Imagine that a police officer, after searching someone's car, is asked to explain why he thought he would find contraband there. "A little birdie told me," he replies. Most judges would react with appropriate skepticism to such a claim. But substitute "a big dog" for "a little birdie," and you've got probable cause.
Or so says the U.S. Supreme Court, which in February unanimously ruled that "a court can presume" a search is valid if police say it was based on an alert by a dog trained to detect drugs. The Court thereby encouraged judges to accept self-interested proclamations about a canine's capabilities, reinforcing the common use of dogs to justify searches despite evidence indicating they are much less reliable than commonly believed.
Instead of requiring police to demonstrate that a dog is reliable, the Court's decision in Florida v.

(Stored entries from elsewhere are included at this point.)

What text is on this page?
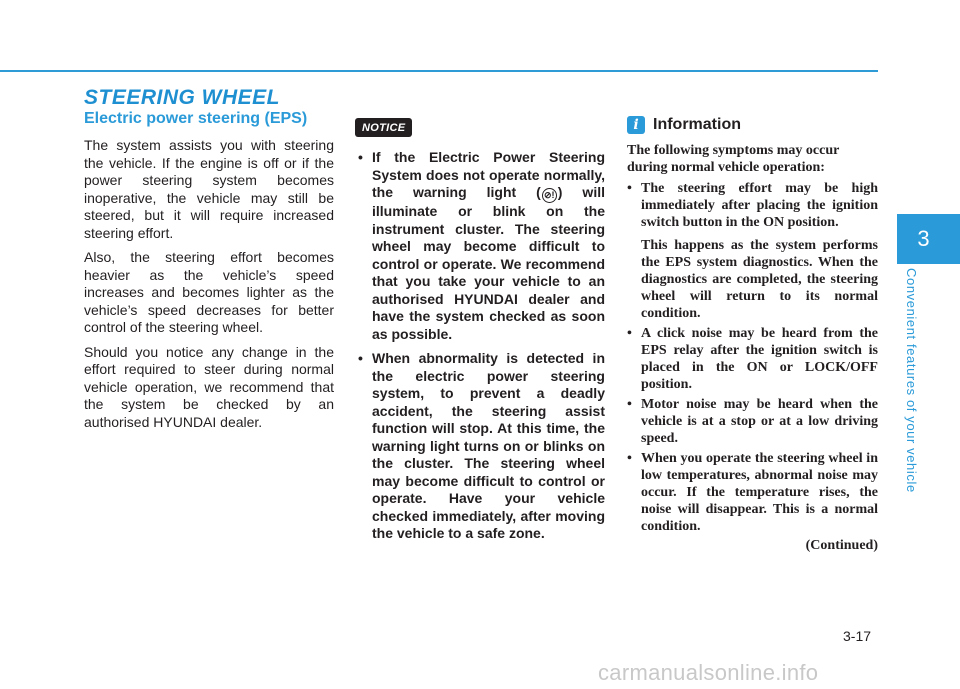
STEERING WHEEL
Electric power steering (EPS)

The system assists you with steering the vehicle. If the engine is off or if the power steering system becomes inoperative, the vehicle may still be steered, but it will require increased steering effort.

Also, the steering effort becomes heavier as the vehicle’s speed increases and becomes lighter as the vehicle’s speed decreases for better control of the steering wheel.

Should you notice any change in the effort required to steer during normal vehicle operation, we recommend that the system be checked by an authorised HYUNDAI dealer.

NOTICE
• If the Electric Power Steering System does not operate normally, the warning light ( ⊘! ) will illuminate or blink on the instrument cluster. The steering wheel may become difficult to control or operate. We recommend that you take your vehicle to an authorised HYUNDAI dealer and have the system checked as soon as possible.
• When abnormality is detected in the electric power steering system, to prevent a deadly accident, the steering assist function will stop. At this time, the warning light turns on or blinks on the cluster. The steering wheel may become difficult to control or operate. Have your vehicle checked immediately, after moving the vehicle to a safe zone.
i Information

The following symptoms may occur during normal vehicle operation:

• The steering effort may be high immediately after placing the ignition switch button in the ON position.
This happens as the system performs the EPS system diagnostics. When the diagnostics are completed, the steering wheel will return to its normal condition.
• A click noise may be heard from the EPS relay after the ignition switch is placed in the ON or LOCK/OFF position.
• Motor noise may be heard when the vehicle is at a stop or at a low driving speed.
• When you operate the steering wheel in low temperatures, abnormal noise may occur. If the temperature rises, the noise will disappear. This is a normal condition.
(Continued)
3
Convenient features of your vehicle
3-17
carmanualsonline.info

Harris puts the burden on the defense to show the dog is not reliable through expert testimony and other evidence that casts doubt on the training and testing methods used by police. But such evidence may be hard to come by. Many police departments simply do not keep track of how often dog alerts lead to unsuccessful searches, and the Court said they are not required to do so. Even the question of whether a dog did in fact alert may be impossible to resolve if there is no video record of the encounter, which is often the case.
The Court previously has said that police may use drug-sniffing dogs at will during routine traffic stops and may search cars without a warrant, based on their own determination of probable cause. Now that it has said a dog's alert by itself suffices for probable cause, a cop with a dog has the practical power to search the car of anyone who strikes him as suspicious.
But not his home. In Florida v. Jardines, decided a month after Harris, the Court ruled that deploying a drug-sniffing dog at the doorstep of a house amounts to a search under the Fourth Amendment, meaning police cannot do so whenever they feel like it. That ruling is especially important in light of Harris, which implies that police can get a search warrant for a house simply by claiming that a dog alerted to it.